Dit onderzoek leert ook dat sommige zaken van alle tijden zijn. Ik denk aan de prijs die is verbonden aan militaire inzet onder oorlogsomstandigheden of daarmee vergelijkbare situaties. We denken doorgaans vooral aan diegenen die tijdens zulke inzet het leven verloren. Dit onderzoek herinnert ons er echter aan dat ook militairen die aan vredesoperaties deelnemen lichamelijk of psychisch gewond kunnen raken. Zo heeft de inzet in Libanon zijn sporen nagelaten, en voor veel van de betrokken militairen en veteranen leeft deze uitzending nog iedere dag.

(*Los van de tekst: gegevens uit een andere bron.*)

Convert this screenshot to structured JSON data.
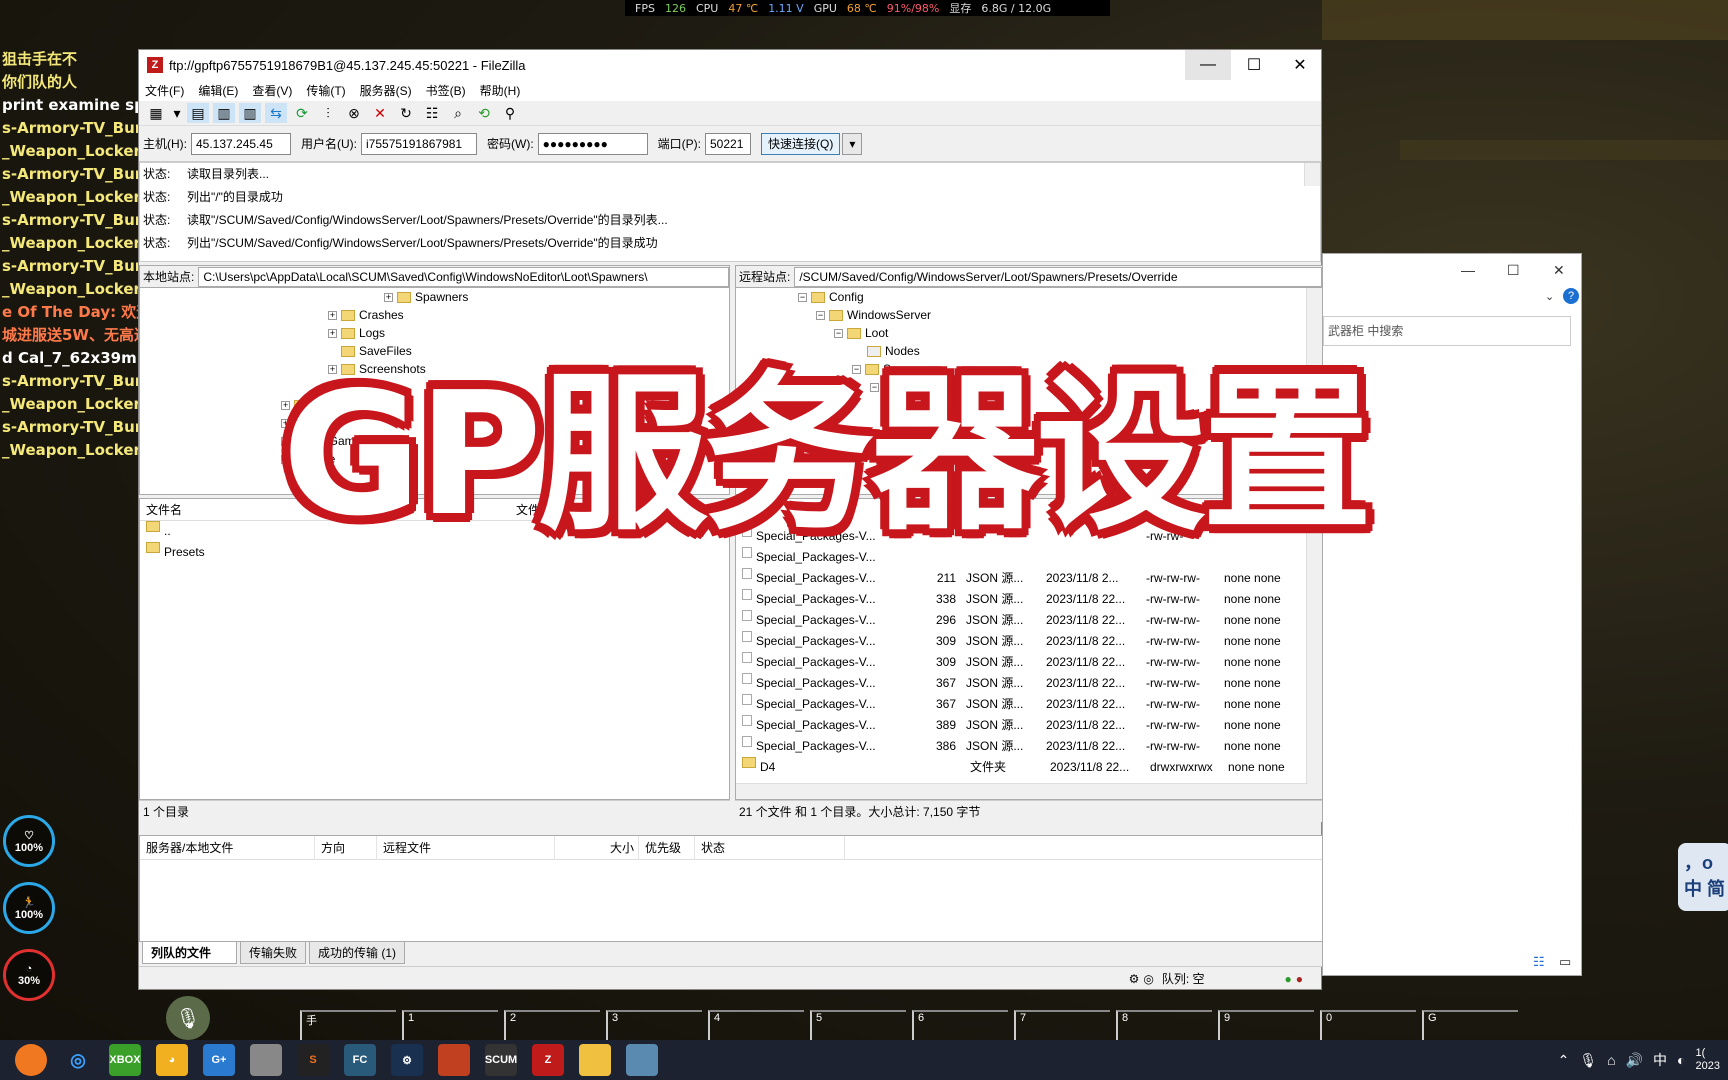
{
  "hud": {
    "fps_label": "FPS",
    "fps": "126",
    "cpu_label": "CPU",
    "cpu_temp": "47 ℃",
    "cpu_volt": "1.11 V",
    "gpu_label": "GPU",
    "gpu_temp": "68 ℃",
    "gpu_load": "91%/98%",
    "vram_label": "显存",
    "vram": "6.8G / 12.0G"
  },
  "chat": [
    "狙击手在不",
    "你们队的人",
    "print examine spaw",
    "s-Armory-TV_Bunk",
    "_Weapon_Locker_",
    "s-Armory-TV_Bunk",
    "_Weapon_Locker_",
    "s-Armory-TV_Bunk",
    "_Weapon_Locker_",
    "s-Armory-TV_Bunk",
    "_Weapon_Locker_",
    "e Of The Day: 欢迎来",
    "城进服送5W、无高达",
    "d Cal_7_62x39mm_",
    "s-Armory-TV_Bunk",
    "_Weapon_Locker_",
    "s-Armory-TV_Bunk",
    "_Weapon_Locker_"
  ],
  "stats": [
    {
      "label": "100%"
    },
    {
      "label": "100%"
    },
    {
      "label": "30%"
    }
  ],
  "window": {
    "title": "ftp://gpftp6755751918679B1@45.137.245.45:50221 - FileZilla",
    "menu": [
      "文件(F)",
      "编辑(E)",
      "查看(V)",
      "传输(T)",
      "服务器(S)",
      "书签(B)",
      "帮助(H)"
    ],
    "quickconnect": {
      "host_label": "主机(H):",
      "host": "45.137.245.45",
      "user_label": "用户名(U):",
      "user": "i75575191867981",
      "pass_label": "密码(W):",
      "pass": "●●●●●●●●●",
      "port_label": "端口(P):",
      "port": "50221",
      "button": "快速连接(Q)"
    },
    "log": [
      {
        "k": "状态:",
        "v": "读取目录列表..."
      },
      {
        "k": "状态:",
        "v": "列出\"/\"的目录成功"
      },
      {
        "k": "状态:",
        "v": "读取\"/SCUM/Saved/Config/WindowsServer/Loot/Spawners/Presets/Override\"的目录列表..."
      },
      {
        "k": "状态:",
        "v": "列出\"/SCUM/Saved/Config/WindowsServer/Loot/Spawners/Presets/Override\"的目录成功"
      }
    ],
    "local": {
      "site_label": "本地站点:",
      "path": "C:\\Users\\pc\\AppData\\Local\\SCUM\\Saved\\Config\\WindowsNoEditor\\Loot\\Spawners\\",
      "tree": [
        "Spawners",
        "Crashes",
        "Logs",
        "SaveFiles",
        "Screenshots",
        "Temp",
        "SC...Hel",
        "",
        "...dGame",
        "...ee"
      ],
      "col_name": "文件名",
      "col_size": "文件",
      "col_mod": "最",
      "files": [
        "..",
        "Presets"
      ],
      "status": "1 个目录"
    },
    "remote": {
      "site_label": "远程站点:",
      "path": "/SCUM/Saved/Config/WindowsServer/Loot/Spawners/Presets/Override",
      "tree": [
        "Config",
        "WindowsServer",
        "Loot",
        "Nodes",
        "Spawners",
        "Presets"
      ],
      "files": [
        {
          "name": "Special_Packages-V...",
          "size": "",
          "type": "",
          "date": "",
          "perm": "-rw-rw-",
          "owner": ""
        },
        {
          "name": "Special_Packages-V...",
          "size": "",
          "type": "",
          "date": "",
          "perm": "",
          "owner": ""
        },
        {
          "name": "Special_Packages-V...",
          "size": "211",
          "type": "JSON 源...",
          "date": "2023/11/8 2...",
          "perm": "-rw-rw-rw-",
          "owner": "none none"
        },
        {
          "name": "Special_Packages-V...",
          "size": "338",
          "type": "JSON 源...",
          "date": "2023/11/8 22...",
          "perm": "-rw-rw-rw-",
          "owner": "none none"
        },
        {
          "name": "Special_Packages-V...",
          "size": "296",
          "type": "JSON 源...",
          "date": "2023/11/8 22...",
          "perm": "-rw-rw-rw-",
          "owner": "none none"
        },
        {
          "name": "Special_Packages-V...",
          "size": "309",
          "type": "JSON 源...",
          "date": "2023/11/8 22...",
          "perm": "-rw-rw-rw-",
          "owner": "none none"
        },
        {
          "name": "Special_Packages-V...",
          "size": "309",
          "type": "JSON 源...",
          "date": "2023/11/8 22...",
          "perm": "-rw-rw-rw-",
          "owner": "none none"
        },
        {
          "name": "Special_Packages-V...",
          "size": "367",
          "type": "JSON 源...",
          "date": "2023/11/8 22...",
          "perm": "-rw-rw-rw-",
          "owner": "none none"
        },
        {
          "name": "Special_Packages-V...",
          "size": "367",
          "type": "JSON 源...",
          "date": "2023/11/8 22...",
          "perm": "-rw-rw-rw-",
          "owner": "none none"
        },
        {
          "name": "Special_Packages-V...",
          "size": "389",
          "type": "JSON 源...",
          "date": "2023/11/8 22...",
          "perm": "-rw-rw-rw-",
          "owner": "none none"
        },
        {
          "name": "Special_Packages-V...",
          "size": "386",
          "type": "JSON 源...",
          "date": "2023/11/8 22...",
          "perm": "-rw-rw-rw-",
          "owner": "none none"
        },
        {
          "name": "D4",
          "size": "",
          "type": "文件夹",
          "date": "2023/11/8 22...",
          "perm": "drwxrwxrwx",
          "owner": "none none"
        }
      ],
      "status": "21 个文件 和 1 个目录。大小总计: 7,150 字节"
    },
    "queue": {
      "cols": [
        "服务器/本地文件",
        "方向",
        "远程文件",
        "大小",
        "优先级",
        "状态"
      ]
    },
    "tabs": [
      "列队的文件",
      "传输失败",
      "成功的传输 (1)"
    ],
    "queue_status": "队列: 空"
  },
  "explorer": {
    "search_placeholder": "武器柜 中搜索"
  },
  "overlay": "GP服务器设置",
  "hotbar": [
    "手",
    "1",
    "2",
    "3",
    "4",
    "5",
    "6",
    "7",
    "8",
    "9",
    "0",
    "G"
  ],
  "ime": {
    "l1": "，o",
    "l2": "中 简"
  },
  "tray": {
    "lang": "中",
    "time": "1(",
    "date": "2023"
  },
  "colors": {
    "accent": "#c8161d",
    "filezilla": "#bf1b1b"
  }
}
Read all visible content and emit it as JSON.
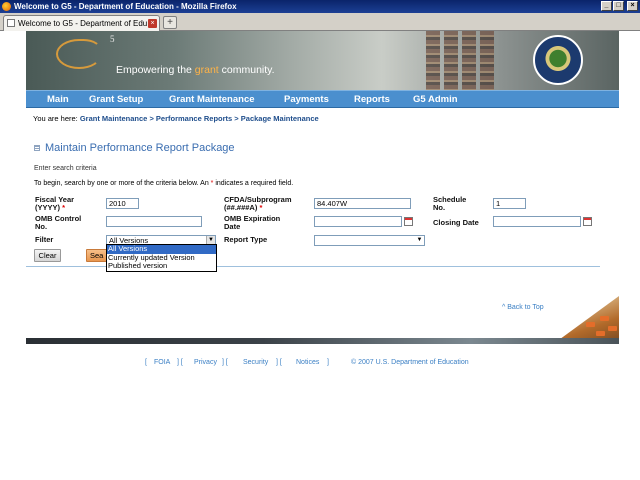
{
  "window": {
    "title": "Welcome to G5 - Department of Education - Mozilla Firefox",
    "tab_label": "Welcome to G5 - Department of Edu...",
    "new_tab_symbol": "+",
    "tab_close_symbol": "×"
  },
  "banner": {
    "sup": "5",
    "tagline_pre": "Empowering the ",
    "tagline_accent": "grant",
    "tagline_post": " community."
  },
  "nav": {
    "items": [
      {
        "label": "Main"
      },
      {
        "label": "Grant Setup"
      },
      {
        "label": "Grant Maintenance"
      },
      {
        "label": "Payments"
      },
      {
        "label": "Reports"
      },
      {
        "label": "G5 Admin"
      }
    ]
  },
  "breadcrumb": {
    "prefix": "You are here: ",
    "items": [
      "Grant Maintenance",
      "Performance Reports",
      "Package Maintenance"
    ],
    "separator": " > "
  },
  "page": {
    "title": "Maintain Performance Report Package",
    "hint": "Enter search criteria",
    "instructions_pre": "To begin, search by one or more of the criteria below.  An ",
    "required_mark": "*",
    "instructions_post": " indicates a required field."
  },
  "form": {
    "fiscal_year": {
      "label_line1": "Fiscal Year",
      "label_line2": "(YYYY)",
      "value": "2010"
    },
    "cfda": {
      "label_line1": "CFDA/Subprogram",
      "label_line2": "(##.###A)",
      "value": "84.407W"
    },
    "schedule": {
      "label_line1": "Schedule",
      "label_line2": "No.",
      "value": "1"
    },
    "omb_control": {
      "label_line1": "OMB Control",
      "label_line2": "No.",
      "value": ""
    },
    "omb_expiration": {
      "label_line1": "OMB Expiration",
      "label_line2": "Date",
      "value": ""
    },
    "closing_date": {
      "label": "Closing Date",
      "value": ""
    },
    "filter": {
      "label": "Filter",
      "selected": "All Versions",
      "options": [
        "All Versions",
        "Currently updated Version",
        "Published version"
      ]
    },
    "report_type": {
      "label": "Report Type",
      "selected": ""
    },
    "clear_label": "Clear",
    "search_label": "Sea"
  },
  "back_to_top": "^ Back to Top",
  "footer": {
    "links": [
      "FOIA",
      "Privacy",
      "Security",
      "Notices"
    ],
    "copyright": "©  2007  U.S.  Department  of  Education"
  },
  "icons": {
    "browser": "firefox-icon",
    "calendar": "calendar-icon",
    "seal": "department-of-education-seal"
  },
  "colors": {
    "nav_bg": "#4b8fce",
    "link": "#1f4e8c",
    "title": "#3a6db0",
    "required": "#dd0000",
    "dropdown_highlight": "#316ac5"
  }
}
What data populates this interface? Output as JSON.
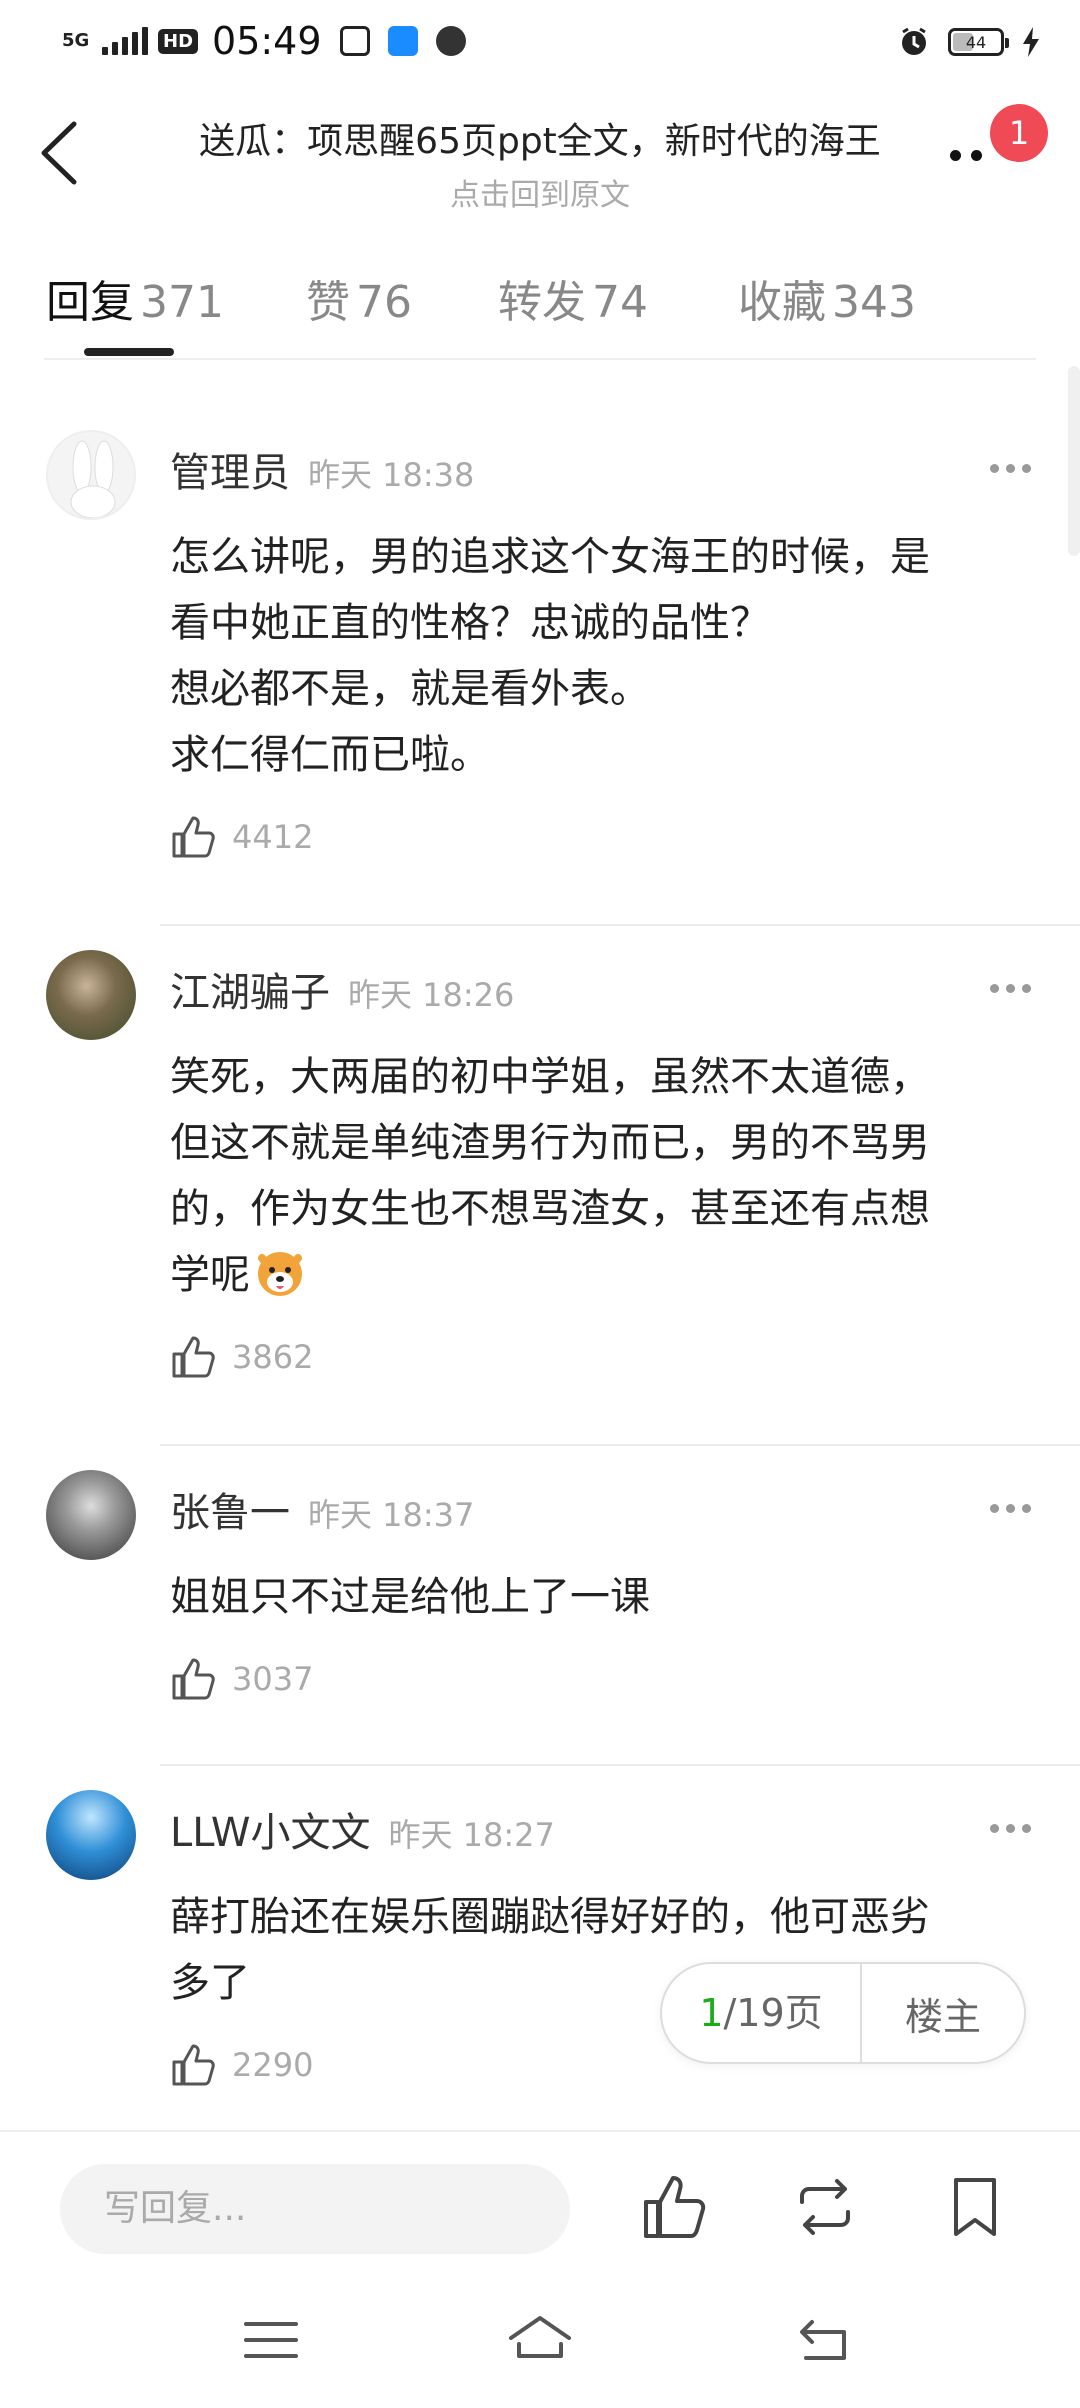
{
  "status_bar": {
    "network": "5G",
    "hd": "HD",
    "time": "05:49",
    "battery": "44",
    "battery_level": 0.44
  },
  "header": {
    "title": "送瓜：项思醒65页ppt全文，新时代的海王",
    "subtitle": "点击回到原文",
    "notification_count": "1"
  },
  "tabs": [
    {
      "label": "回复",
      "count": "371",
      "active": true
    },
    {
      "label": "赞",
      "count": "76",
      "active": false
    },
    {
      "label": "转发",
      "count": "74",
      "active": false
    },
    {
      "label": "收藏",
      "count": "343",
      "active": false
    }
  ],
  "comments": [
    {
      "name": "管理员",
      "time": "昨天 18:38",
      "lines": [
        "怎么讲呢，男的追求这个女海王的时候，是",
        "看中她正直的性格？忠诚的品性？",
        "想必都不是，就是看外表。",
        "求仁得仁而已啦。"
      ],
      "likes": "4412"
    },
    {
      "name": "江湖骗子",
      "time": "昨天 18:26",
      "lines": [
        "笑死，大两届的初中学姐，虽然不太道德，",
        "但这不就是单纯渣男行为而已，男的不骂男",
        "的，作为女生也不想骂渣女，甚至还有点想",
        "学呢"
      ],
      "likes": "3862"
    },
    {
      "name": "张鲁一",
      "time": "昨天 18:37",
      "lines": [
        "姐姐只不过是给他上了一课"
      ],
      "likes": "3037"
    },
    {
      "name": "LLW小文文",
      "time": "昨天 18:27",
      "lines": [
        "薛打胎还在娱乐圈蹦跶得好好的，他可恶劣",
        "多了"
      ],
      "likes": "2290"
    }
  ],
  "pager": {
    "current": "1",
    "total": "/19页",
    "op_label": "楼主"
  },
  "bottom_bar": {
    "reply_placeholder": "写回复..."
  }
}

Dat is overigens niet in alle gevallen zorgelijk, want in menig opzicht, zo leert dit onderzoek ook, klinkt Libanon tevens positief door. Zo geldt voor het overgrote deel van de Libanongangers dat ze hun uitzending nooit hadden willen missen. Ze hebben immers geleerd onder moeilijke omstandigheden hun werk professioneel te doen, ze hebben leren relativeren, en ze hebben kameraadschap ervaren.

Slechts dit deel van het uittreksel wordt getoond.